Eralia blinked slowly. For a second, her usual, emotionless mask slipped. She looked down at Laufa with an expression of pure bewilderment.
Laufa jumped back to her feet. “That’s really all I get!” She jabbed a muddy finger at Eralia. “You left me in the dark, playing your stupid guessing games. I had to figure out my own damn plan,” Laufa shouted, her eyes stinging. “And that’s all you give me? A ‘Well done!?’”
She ran at Eralia again, swinging harder. This time, Eralia didn’t dodge.
Eralia’s hands clamped down around Laufa’s flailing arms. The impact jolted her back, stopping her dead in her tracks. Laufa panted, pinned just inches away from the other girl.
She could smell the damp wool of Eralia’s uniform. Her warm breaths melted the winter air away.
Eralia’s hands were even warmer. And strong. Her eyes were swimming with confusion. For a moment, they seemed to flicker down to Laufa’s own lips.
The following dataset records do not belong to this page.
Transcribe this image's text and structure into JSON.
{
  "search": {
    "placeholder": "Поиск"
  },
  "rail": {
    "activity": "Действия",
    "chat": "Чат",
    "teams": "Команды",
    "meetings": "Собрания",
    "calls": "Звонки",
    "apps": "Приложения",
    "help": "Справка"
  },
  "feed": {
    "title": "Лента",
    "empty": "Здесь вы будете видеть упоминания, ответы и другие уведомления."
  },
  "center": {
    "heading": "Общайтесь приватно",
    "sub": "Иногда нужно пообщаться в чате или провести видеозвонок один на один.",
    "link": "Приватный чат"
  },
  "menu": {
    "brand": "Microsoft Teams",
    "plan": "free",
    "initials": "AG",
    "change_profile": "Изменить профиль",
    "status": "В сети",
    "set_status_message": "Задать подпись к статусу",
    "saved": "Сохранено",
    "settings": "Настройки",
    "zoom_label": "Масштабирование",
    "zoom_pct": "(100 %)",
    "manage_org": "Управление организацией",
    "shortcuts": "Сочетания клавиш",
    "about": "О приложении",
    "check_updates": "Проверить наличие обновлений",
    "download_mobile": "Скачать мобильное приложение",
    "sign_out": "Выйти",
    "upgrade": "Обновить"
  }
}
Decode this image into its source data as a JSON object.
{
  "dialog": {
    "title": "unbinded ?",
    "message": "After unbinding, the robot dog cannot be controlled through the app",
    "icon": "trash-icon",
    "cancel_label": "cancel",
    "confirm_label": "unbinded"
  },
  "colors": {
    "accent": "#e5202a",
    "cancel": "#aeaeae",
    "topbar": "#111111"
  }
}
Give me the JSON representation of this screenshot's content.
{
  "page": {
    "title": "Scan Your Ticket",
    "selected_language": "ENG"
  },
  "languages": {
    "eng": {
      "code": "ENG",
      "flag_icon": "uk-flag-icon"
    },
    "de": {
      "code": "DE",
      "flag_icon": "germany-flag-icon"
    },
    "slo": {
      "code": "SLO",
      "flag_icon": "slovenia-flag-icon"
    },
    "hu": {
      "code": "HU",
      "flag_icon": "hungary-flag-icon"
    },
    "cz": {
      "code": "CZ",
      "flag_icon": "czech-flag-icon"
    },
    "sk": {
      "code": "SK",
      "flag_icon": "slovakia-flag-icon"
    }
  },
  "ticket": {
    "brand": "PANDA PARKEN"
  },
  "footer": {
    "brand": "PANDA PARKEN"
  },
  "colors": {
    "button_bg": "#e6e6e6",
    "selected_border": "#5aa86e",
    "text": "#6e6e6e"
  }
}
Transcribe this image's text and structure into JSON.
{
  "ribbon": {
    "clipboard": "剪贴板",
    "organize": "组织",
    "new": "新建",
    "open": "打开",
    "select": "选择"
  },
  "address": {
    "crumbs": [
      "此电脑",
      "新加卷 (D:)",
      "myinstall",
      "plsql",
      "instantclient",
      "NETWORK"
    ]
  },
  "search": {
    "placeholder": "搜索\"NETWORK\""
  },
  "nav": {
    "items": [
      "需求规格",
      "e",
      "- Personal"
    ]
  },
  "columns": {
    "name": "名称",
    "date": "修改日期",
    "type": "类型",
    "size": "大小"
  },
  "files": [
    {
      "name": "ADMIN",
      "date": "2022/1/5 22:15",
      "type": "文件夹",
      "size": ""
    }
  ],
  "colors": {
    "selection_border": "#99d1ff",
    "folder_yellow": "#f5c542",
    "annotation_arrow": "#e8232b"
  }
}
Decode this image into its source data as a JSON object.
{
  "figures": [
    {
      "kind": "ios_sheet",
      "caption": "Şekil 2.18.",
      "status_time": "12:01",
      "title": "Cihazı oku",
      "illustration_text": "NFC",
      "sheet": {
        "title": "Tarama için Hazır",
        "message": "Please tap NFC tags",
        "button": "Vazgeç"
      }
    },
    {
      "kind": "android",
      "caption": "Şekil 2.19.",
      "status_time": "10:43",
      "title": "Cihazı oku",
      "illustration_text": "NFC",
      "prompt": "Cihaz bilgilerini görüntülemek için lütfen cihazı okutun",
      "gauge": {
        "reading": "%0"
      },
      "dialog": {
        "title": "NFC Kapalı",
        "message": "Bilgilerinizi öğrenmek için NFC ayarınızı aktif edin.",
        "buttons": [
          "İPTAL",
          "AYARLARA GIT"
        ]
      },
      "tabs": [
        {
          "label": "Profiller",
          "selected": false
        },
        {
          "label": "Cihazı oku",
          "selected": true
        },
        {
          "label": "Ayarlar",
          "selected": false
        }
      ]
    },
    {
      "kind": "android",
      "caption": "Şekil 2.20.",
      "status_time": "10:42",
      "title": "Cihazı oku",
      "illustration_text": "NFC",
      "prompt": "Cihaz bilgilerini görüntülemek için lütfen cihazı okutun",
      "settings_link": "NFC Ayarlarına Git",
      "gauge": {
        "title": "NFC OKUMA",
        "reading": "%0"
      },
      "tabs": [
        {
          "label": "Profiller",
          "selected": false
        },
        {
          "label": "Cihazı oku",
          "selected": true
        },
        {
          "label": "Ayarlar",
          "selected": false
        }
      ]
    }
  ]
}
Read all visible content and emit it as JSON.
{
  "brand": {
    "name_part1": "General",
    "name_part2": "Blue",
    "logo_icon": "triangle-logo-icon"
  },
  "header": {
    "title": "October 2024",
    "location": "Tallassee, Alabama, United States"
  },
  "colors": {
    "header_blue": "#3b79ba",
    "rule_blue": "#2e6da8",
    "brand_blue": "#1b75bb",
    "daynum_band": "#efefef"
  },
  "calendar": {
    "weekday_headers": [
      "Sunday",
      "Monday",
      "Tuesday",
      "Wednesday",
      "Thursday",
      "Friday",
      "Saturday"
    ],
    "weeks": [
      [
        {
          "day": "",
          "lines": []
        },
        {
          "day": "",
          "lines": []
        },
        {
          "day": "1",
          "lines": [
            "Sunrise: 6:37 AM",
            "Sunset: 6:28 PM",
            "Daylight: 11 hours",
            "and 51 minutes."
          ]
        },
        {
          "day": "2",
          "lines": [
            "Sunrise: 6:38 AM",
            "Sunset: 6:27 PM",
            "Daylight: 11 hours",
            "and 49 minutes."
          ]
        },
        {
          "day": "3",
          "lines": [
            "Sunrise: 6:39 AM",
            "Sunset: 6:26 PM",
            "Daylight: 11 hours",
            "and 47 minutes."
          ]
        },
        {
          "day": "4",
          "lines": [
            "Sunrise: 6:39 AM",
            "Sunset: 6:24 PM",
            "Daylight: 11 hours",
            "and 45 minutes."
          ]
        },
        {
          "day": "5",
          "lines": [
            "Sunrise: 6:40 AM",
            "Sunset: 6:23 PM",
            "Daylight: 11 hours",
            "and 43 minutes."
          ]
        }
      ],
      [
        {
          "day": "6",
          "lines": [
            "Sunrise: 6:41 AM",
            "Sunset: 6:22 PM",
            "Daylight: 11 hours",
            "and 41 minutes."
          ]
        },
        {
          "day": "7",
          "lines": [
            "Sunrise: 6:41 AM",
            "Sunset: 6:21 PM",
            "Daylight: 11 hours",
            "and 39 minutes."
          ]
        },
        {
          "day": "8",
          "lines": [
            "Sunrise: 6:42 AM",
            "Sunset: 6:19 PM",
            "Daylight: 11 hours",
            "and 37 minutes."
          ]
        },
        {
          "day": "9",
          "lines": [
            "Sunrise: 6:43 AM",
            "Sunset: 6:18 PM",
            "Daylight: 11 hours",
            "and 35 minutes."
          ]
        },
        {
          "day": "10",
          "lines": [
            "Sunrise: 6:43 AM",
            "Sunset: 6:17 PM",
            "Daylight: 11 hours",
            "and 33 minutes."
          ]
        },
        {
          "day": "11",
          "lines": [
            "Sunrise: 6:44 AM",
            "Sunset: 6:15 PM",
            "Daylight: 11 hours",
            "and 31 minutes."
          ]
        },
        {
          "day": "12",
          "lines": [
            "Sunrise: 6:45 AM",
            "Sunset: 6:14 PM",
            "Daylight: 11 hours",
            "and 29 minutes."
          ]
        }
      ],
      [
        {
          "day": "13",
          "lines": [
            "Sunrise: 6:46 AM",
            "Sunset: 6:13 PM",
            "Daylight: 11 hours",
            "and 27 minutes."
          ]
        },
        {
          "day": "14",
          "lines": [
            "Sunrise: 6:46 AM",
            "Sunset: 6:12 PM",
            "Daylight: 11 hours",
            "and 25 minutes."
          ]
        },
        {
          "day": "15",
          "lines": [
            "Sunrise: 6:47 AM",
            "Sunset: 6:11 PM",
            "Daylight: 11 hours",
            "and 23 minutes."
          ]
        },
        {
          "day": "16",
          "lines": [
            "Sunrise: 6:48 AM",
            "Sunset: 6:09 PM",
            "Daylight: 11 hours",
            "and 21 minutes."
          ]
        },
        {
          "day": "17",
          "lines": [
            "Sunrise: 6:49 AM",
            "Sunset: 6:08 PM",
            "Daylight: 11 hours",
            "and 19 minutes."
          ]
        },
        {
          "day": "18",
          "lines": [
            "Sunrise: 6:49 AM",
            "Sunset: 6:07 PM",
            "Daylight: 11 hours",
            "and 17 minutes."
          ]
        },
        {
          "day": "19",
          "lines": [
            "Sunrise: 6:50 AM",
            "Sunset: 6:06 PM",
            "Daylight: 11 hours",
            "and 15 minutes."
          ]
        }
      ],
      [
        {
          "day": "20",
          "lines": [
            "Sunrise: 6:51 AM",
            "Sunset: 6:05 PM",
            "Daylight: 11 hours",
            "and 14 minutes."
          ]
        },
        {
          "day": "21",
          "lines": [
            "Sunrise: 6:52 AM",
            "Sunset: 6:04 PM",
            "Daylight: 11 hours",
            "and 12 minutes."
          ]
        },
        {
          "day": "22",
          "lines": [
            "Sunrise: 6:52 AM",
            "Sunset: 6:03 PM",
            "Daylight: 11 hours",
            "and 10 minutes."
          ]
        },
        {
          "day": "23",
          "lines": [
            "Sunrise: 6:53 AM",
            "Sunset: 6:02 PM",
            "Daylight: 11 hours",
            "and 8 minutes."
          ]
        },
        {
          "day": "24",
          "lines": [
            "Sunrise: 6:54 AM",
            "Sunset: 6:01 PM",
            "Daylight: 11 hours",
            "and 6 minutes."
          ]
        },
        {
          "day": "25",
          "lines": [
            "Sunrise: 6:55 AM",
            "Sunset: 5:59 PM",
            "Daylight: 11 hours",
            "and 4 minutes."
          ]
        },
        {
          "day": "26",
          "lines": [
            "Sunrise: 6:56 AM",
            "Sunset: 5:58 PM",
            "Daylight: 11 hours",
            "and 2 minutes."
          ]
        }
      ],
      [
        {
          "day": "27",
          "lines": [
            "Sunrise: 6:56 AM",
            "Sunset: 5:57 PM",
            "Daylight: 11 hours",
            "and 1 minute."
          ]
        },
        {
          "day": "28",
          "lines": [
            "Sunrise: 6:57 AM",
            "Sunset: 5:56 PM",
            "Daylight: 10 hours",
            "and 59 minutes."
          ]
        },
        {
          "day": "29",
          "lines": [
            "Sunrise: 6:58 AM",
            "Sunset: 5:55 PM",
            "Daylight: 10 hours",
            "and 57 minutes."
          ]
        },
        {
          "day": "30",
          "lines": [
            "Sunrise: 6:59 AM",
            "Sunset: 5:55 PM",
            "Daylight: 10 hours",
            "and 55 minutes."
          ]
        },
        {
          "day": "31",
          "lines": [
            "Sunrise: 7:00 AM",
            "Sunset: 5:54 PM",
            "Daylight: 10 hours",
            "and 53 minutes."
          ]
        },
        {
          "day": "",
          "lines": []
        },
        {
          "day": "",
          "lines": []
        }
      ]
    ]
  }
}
“I…” Eralia started, then closed her mouth. Her eyes dropped to Laufa’s face, then to her own hands. She abruptly let go and took a half-step back. “I suppose you’re right.”
Laufa’s arms dropped to her side. She stood there, heaving. “You admitted it.” Laufa looked at Nachkt, at Eidar, then threw her hands in the air, laughing wildly. “She actually admitted I’m right!”